Scheinbar huldvoll hatte das Geschick Giulio den Giftbecher erspart, um ihm einen bittereren Kelch nicht zu ersparen. Daß Papst Paul III. zum Kreuzzug gegen die Türken aufrief, hatte die mohammedanische Welt aufgestachelt. Des Kaisers Zug nach Tunis war ein Mißerfolg, eine bluttriefende Dummheit gewesen.

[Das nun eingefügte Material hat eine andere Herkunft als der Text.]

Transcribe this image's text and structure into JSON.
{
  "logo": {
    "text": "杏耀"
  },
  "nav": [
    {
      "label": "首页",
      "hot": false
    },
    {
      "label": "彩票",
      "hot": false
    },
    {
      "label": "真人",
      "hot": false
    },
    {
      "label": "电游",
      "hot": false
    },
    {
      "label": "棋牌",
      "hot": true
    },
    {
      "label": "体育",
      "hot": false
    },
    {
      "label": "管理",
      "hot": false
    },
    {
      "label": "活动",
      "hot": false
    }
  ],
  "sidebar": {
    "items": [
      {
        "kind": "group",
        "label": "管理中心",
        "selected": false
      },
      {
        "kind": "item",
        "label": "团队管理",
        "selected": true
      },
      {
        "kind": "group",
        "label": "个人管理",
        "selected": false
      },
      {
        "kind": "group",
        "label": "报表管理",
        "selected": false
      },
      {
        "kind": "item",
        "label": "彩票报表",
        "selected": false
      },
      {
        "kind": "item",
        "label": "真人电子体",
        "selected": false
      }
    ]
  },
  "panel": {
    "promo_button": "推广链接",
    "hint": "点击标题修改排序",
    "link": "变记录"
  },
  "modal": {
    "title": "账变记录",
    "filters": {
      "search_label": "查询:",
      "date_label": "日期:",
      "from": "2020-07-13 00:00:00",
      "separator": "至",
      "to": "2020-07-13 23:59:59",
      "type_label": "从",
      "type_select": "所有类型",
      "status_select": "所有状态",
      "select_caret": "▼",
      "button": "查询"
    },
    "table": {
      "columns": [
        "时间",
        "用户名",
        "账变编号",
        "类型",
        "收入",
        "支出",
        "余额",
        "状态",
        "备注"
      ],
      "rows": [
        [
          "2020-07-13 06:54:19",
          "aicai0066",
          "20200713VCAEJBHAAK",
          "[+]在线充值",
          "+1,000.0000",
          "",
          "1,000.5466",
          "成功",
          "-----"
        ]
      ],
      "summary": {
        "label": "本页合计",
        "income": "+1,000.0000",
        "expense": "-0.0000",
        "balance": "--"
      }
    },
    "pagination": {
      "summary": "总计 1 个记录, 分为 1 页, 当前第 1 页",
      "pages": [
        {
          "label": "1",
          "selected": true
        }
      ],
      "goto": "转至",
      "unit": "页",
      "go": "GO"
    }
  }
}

Frecher als vordem wagten sich die Korsaren vor. Der große Andrea Doria – selber ein Haifisch des südlichen Mittelmeeres – sprach mit bewundernder Hochachtung von seinem Rivalen Chaireddin Barbarossa, dem lesbischen Renegaten, dem König des algerischen und tunesischen Seeräuberstaates. Nachdem vor Tunis so viele Genueserschiffe verloren gegangen, vermochte Andrea Doria nicht zu hindern, daß Chaireddin Barbarossa – (allerchristlichst gerufen von Frankreichs grand roy très-chrétien) – Nizza zerstörte, daß er mit seiner Korsarenflotte den Hafen von Genua blockierte und gleich darauf die unbeschützten Küsten Liguriens, Carraras, Toscanas bis zu den Maremmen hinab aufs entsetzlichste brandschatzte.

Der Osterwoche wegen hatte sich Ricciarda mit ihrem Töchterchen Lodovica in ihre Hauptstadt Massa begeben: einmal im Jahr genügte sie ihrer Herrscherpflicht und zeigte sich ihrem Volke. Die nächtliche Ostermesse im Dom wurde ihre und ihres Kindes Rettung. Die Algerier überfielen in dieser selben Nacht das Castello delle cento camere, steckten die ausgeraubte Burg in Brand und schleppten Männer, Frauen und Kinder – sofern sie nicht beim verzweifelten Widerstand abgeschlachtet worden waren – auf ihre von Fackeln und von der Riesenfackel der lodernden Burg rotbeleuchteten Schiffe.

»Was aus Giulio geworden war, erfuhr man nicht. Das aber verlautete etliche Monate hernach, daß Barbarossa vom Beutezug an der norditalienischen Küste fünftausend Sklaven nach Konstantinopel brachte ...

Lange ehe diese Nachricht eintraf, wurde vor Livorno auf offener See ein Fischerboot gefangen. Die Korsaren, die das Boot aufbrachten, taten den Fischern nichts zu leide, befahlen ihnen aber, eine verschlossene Truhe nach Florenz zu schaffen und sie Cosmo zu übergeben als ein Geschenk Barbarossas. Das geschah. Als Cosmo, Böses ahnend, die Truhe in Gegenwart des Kardinals Cyb öffnen ließ, befand sich darin die Leiche des kleinen Giulio.